Sunday, June 08, 2008

Reader Mailbag

So here at the Clareywatch, we have a few friends, oddly, in the 82nd Airborne (which tells you that those guys're slumming nowadays). And, well, they were so damn fascinated by Clarey's posing as one of them while not apparently having much regard for them that said friends sometimes tune in to learn from Clarey's wisdom, and email what they find, so we don't have to go there (making this, apparently, one more thing the troops suffer on our behalf.)

Anyway, so, one of our correspondents emails in a huff over a comment by Clarey associated moron Mahan makes (PDF) about the Kent State shootings:

I am wondering if the Captain was at our alma mater when the 25th anniversary of Kent State was "commemorated" on campus? Yrs Truly chalked his own slogan of support and grieving for those noble souls on the Wash. Ave. Bridge to show his empathy and student solidarity; to wit, "You found out too early/ That dying ain't hard/ Next time don't throw bricks/ At the National Guard"

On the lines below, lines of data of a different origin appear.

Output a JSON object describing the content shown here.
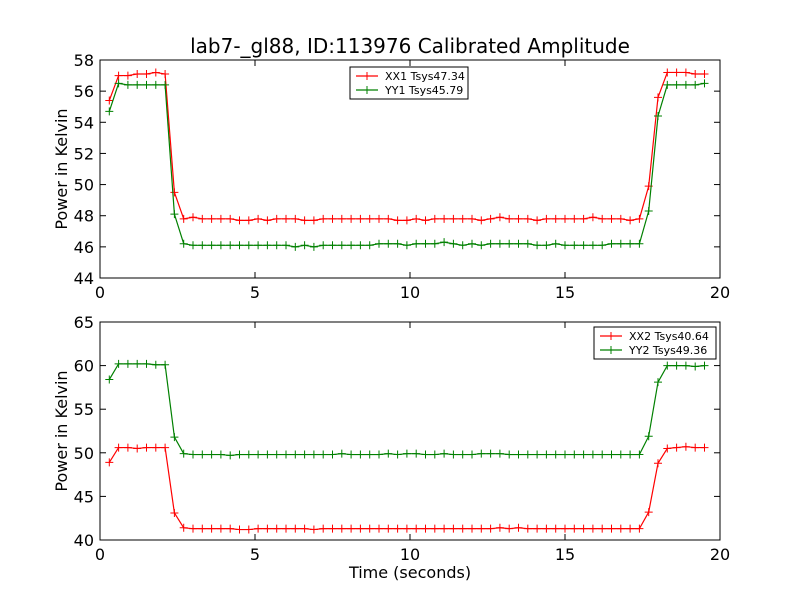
{
  "title": "lab7-_gl88, ID:113976 Calibrated Amplitude",
  "chart_data": [
    {
      "type": "line",
      "ylabel": "Power in Kelvin",
      "xlabel": "",
      "xlim": [
        0,
        20
      ],
      "ylim": [
        44,
        58
      ],
      "xticks": [
        0,
        5,
        10,
        15,
        20
      ],
      "yticks": [
        44,
        46,
        48,
        50,
        52,
        54,
        56,
        58
      ],
      "legend_position": "top-center",
      "x": [
        0.3,
        0.6,
        0.9,
        1.2,
        1.5,
        1.8,
        2.1,
        2.4,
        2.7,
        3.0,
        3.3,
        3.6,
        3.9,
        4.2,
        4.5,
        4.8,
        5.1,
        5.4,
        5.7,
        6.0,
        6.3,
        6.6,
        6.9,
        7.2,
        7.5,
        7.8,
        8.1,
        8.4,
        8.7,
        9.0,
        9.3,
        9.6,
        9.9,
        10.2,
        10.5,
        10.8,
        11.1,
        11.4,
        11.7,
        12.0,
        12.3,
        12.6,
        12.9,
        13.2,
        13.5,
        13.8,
        14.1,
        14.4,
        14.7,
        15.0,
        15.3,
        15.6,
        15.9,
        16.2,
        16.5,
        16.8,
        17.1,
        17.4,
        17.7,
        18.0,
        18.3,
        18.6,
        18.9,
        19.2,
        19.5
      ],
      "series": [
        {
          "name": "XX1 Tsys47.34",
          "color": "#ff0000",
          "values": [
            55.4,
            57.0,
            57.0,
            57.1,
            57.1,
            57.2,
            57.1,
            49.5,
            47.8,
            47.9,
            47.8,
            47.8,
            47.8,
            47.8,
            47.7,
            47.7,
            47.8,
            47.7,
            47.8,
            47.8,
            47.8,
            47.7,
            47.7,
            47.8,
            47.8,
            47.8,
            47.8,
            47.8,
            47.8,
            47.8,
            47.8,
            47.7,
            47.7,
            47.8,
            47.7,
            47.8,
            47.8,
            47.8,
            47.8,
            47.8,
            47.7,
            47.8,
            47.9,
            47.8,
            47.8,
            47.8,
            47.7,
            47.8,
            47.8,
            47.8,
            47.8,
            47.8,
            47.9,
            47.8,
            47.8,
            47.8,
            47.7,
            47.8,
            49.9,
            55.6,
            57.2,
            57.2,
            57.2,
            57.1,
            57.1
          ]
        },
        {
          "name": "YY1 Tsys45.79",
          "color": "#008000",
          "values": [
            54.7,
            56.5,
            56.4,
            56.4,
            56.4,
            56.4,
            56.4,
            48.1,
            46.2,
            46.1,
            46.1,
            46.1,
            46.1,
            46.1,
            46.1,
            46.1,
            46.1,
            46.1,
            46.1,
            46.1,
            46.0,
            46.1,
            46.0,
            46.1,
            46.1,
            46.1,
            46.1,
            46.1,
            46.1,
            46.2,
            46.2,
            46.2,
            46.1,
            46.2,
            46.2,
            46.2,
            46.3,
            46.2,
            46.1,
            46.2,
            46.1,
            46.2,
            46.2,
            46.2,
            46.2,
            46.2,
            46.1,
            46.1,
            46.2,
            46.1,
            46.1,
            46.1,
            46.1,
            46.1,
            46.2,
            46.2,
            46.2,
            46.2,
            48.3,
            54.4,
            56.4,
            56.4,
            56.4,
            56.4,
            56.5
          ]
        }
      ]
    },
    {
      "type": "line",
      "ylabel": "Power in Kelvin",
      "xlabel": "Time (seconds)",
      "xlim": [
        0,
        20
      ],
      "ylim": [
        40,
        65
      ],
      "xticks": [
        0,
        5,
        10,
        15,
        20
      ],
      "yticks": [
        40,
        45,
        50,
        55,
        60,
        65
      ],
      "legend_position": "top-right",
      "x": [
        0.3,
        0.6,
        0.9,
        1.2,
        1.5,
        1.8,
        2.1,
        2.4,
        2.7,
        3.0,
        3.3,
        3.6,
        3.9,
        4.2,
        4.5,
        4.8,
        5.1,
        5.4,
        5.7,
        6.0,
        6.3,
        6.6,
        6.9,
        7.2,
        7.5,
        7.8,
        8.1,
        8.4,
        8.7,
        9.0,
        9.3,
        9.6,
        9.9,
        10.2,
        10.5,
        10.8,
        11.1,
        11.4,
        11.7,
        12.0,
        12.3,
        12.6,
        12.9,
        13.2,
        13.5,
        13.8,
        14.1,
        14.4,
        14.7,
        15.0,
        15.3,
        15.6,
        15.9,
        16.2,
        16.5,
        16.8,
        17.1,
        17.4,
        17.7,
        18.0,
        18.3,
        18.6,
        18.9,
        19.2,
        19.5
      ],
      "series": [
        {
          "name": "XX2 Tsys40.64",
          "color": "#ff0000",
          "values": [
            48.9,
            50.6,
            50.6,
            50.5,
            50.6,
            50.6,
            50.6,
            43.1,
            41.4,
            41.3,
            41.3,
            41.3,
            41.3,
            41.3,
            41.2,
            41.2,
            41.3,
            41.3,
            41.3,
            41.3,
            41.3,
            41.3,
            41.2,
            41.3,
            41.3,
            41.3,
            41.3,
            41.3,
            41.3,
            41.3,
            41.3,
            41.3,
            41.3,
            41.3,
            41.3,
            41.3,
            41.3,
            41.3,
            41.3,
            41.3,
            41.3,
            41.3,
            41.4,
            41.3,
            41.4,
            41.3,
            41.3,
            41.3,
            41.3,
            41.3,
            41.3,
            41.3,
            41.3,
            41.3,
            41.3,
            41.3,
            41.3,
            41.3,
            43.2,
            48.8,
            50.5,
            50.6,
            50.7,
            50.6,
            50.6
          ]
        },
        {
          "name": "YY2 Tsys49.36",
          "color": "#008000",
          "values": [
            58.4,
            60.2,
            60.2,
            60.2,
            60.2,
            60.1,
            60.1,
            51.8,
            49.9,
            49.8,
            49.8,
            49.8,
            49.8,
            49.7,
            49.8,
            49.8,
            49.8,
            49.8,
            49.8,
            49.8,
            49.8,
            49.8,
            49.8,
            49.8,
            49.8,
            49.9,
            49.8,
            49.8,
            49.8,
            49.8,
            49.9,
            49.8,
            49.9,
            49.9,
            49.8,
            49.8,
            49.9,
            49.8,
            49.8,
            49.8,
            49.9,
            49.9,
            49.9,
            49.8,
            49.8,
            49.8,
            49.8,
            49.8,
            49.8,
            49.8,
            49.8,
            49.8,
            49.8,
            49.8,
            49.8,
            49.8,
            49.8,
            49.8,
            51.9,
            58.1,
            60.0,
            60.0,
            60.0,
            59.9,
            60.0
          ]
        }
      ]
    }
  ]
}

Now, our buddy is outraged because the National Guard in question fired at distant students for some unknown reason of great stupidity, and so half the people killed were bystanders going between classes -- and one of them was a ROTC cadet, shot in the back. Said correspondent sees this as emblematic of disrespect for the troops.

Far be it for us to disagree with Airborne Rangers -- hell, otherwise we wouldn't even post this -- but we disagree. For one, I can think of nothing more contemptuous of the troops than what Clarey and buddy Mahan do already -- play dress-up with military titles, but take none of the corresponding responsibilities. You want someone to call you "Commander" or "Captain" but you don't serve? That's all I need to know.

For another, I think the point is just wrong. Throwing gibes at the students killed there -- even forgetting that some were bystanders, just remembering the stupid action of the troops stupidly deployed where they shouldn't have been, when the protest itself was over the troops keeping action in a foreign country secret from Congress -- well, poking fun at those dead at a public requiem and then bragging about it afterwards requires a degree of sociopathy beyond which not much you can say matters.

So, sorry, AA's, but, we disagree.

UPDATE: well, of course, Aaron, the guy who points out that paying taxes on teaching salsa dance is morally equivalent to serving the country in war, counts up the costs of the war without counting dead, brain-injured, or maimed soldiers and their families (PDF). Big surprise.